Celeb Glow
general | March 10, 2026

Windows-10 batchfiles are based on DATE command, how to use on lower Windows versions

I'm working on two (virtual) machines:

  • First is a Windows 10 machine
  • Second is a Windows 7 machine

On both, the short date formats are equal: dd.MM.yyyy
On both, I'm running the same batchfile, based on the DATE command.

I'm having differences in the results, related to the outcome of the DATE command results:

  • On Windows 10 : The current date is: st 22.03.2017
  • On Windows 7 : The current date is: 22.03.2017

As you can see, the difference is due to the presence of the name of today (st is an abbreviation of the Czech word for Wednesday).

The Windows 10 system is the master, so my question: how can I alter the Windows-7 system to include the first two letters of the name of the day?

As tests, I've already tried the following for a short date format:

dd dd.MM.yyyy // this is better, the length of the format is good, but it does not start with the initials of the day's name.
dddd dd.MM.yyyy // this starts with the day's name, but completely, and I only want the first two letters.

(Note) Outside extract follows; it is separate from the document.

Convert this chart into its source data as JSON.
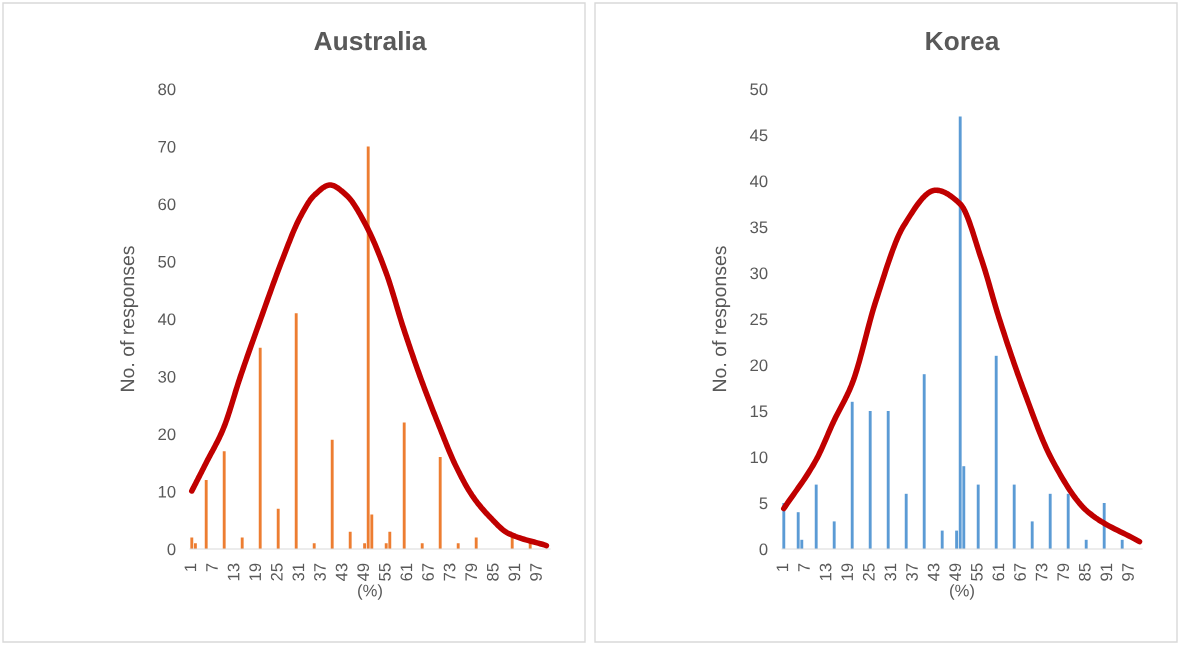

Meanwhile I had a further look at the problem: the date format seems to be used on two places:

  1. While working with the DATE commandline command (there I need a format like
    xx dd.MM.yyyy (whatever that xx might be) for further processing
  2. During following echo: for /r %DIRECTORY% %I in ("*.*") do echo %~tfIThe idea is to show a timestamp and the filename, something like:
    22.03.2016 13:50 <filename> (without xx)
5

2 Answers

In windows 7 you must use ddd to have a similar format, which is 3 characters, not 2.

So you can use ddd dd.MM.yyyy. That's the supported format.

A way to get to 2 chars there would be to remove one with a batch file.

4

What a mess, but I believe I've found a solution for the issue:

The point is the following: On Windows 10, even while having a simple date format (like dd.MM.yyyy), the date /T commandline adds the first characters of the day, so we get the following:

date /T
st 22.03.2017

And my collegues have built their batchfiles around the presence of those "st" characters. Running those batchfiles on lower Windows versions gives the mentioned problems.

At the beginning of the batchfiles, I've added the line:

DATE=xx %DATE%

(very childish, I admit)
This makes the batchfiles work on my Windows-7 computer.
In order to make it work on both systems, I just need to add a check on the platform, something like:

set WINDOWS_10=%ver | findstr /C:"Version 10"%
if "WINDOWS_10"=="" ( set DATE=xx %DATE%)

I didn't check it yet on Windows-10 PC, but I believe this will do the trick.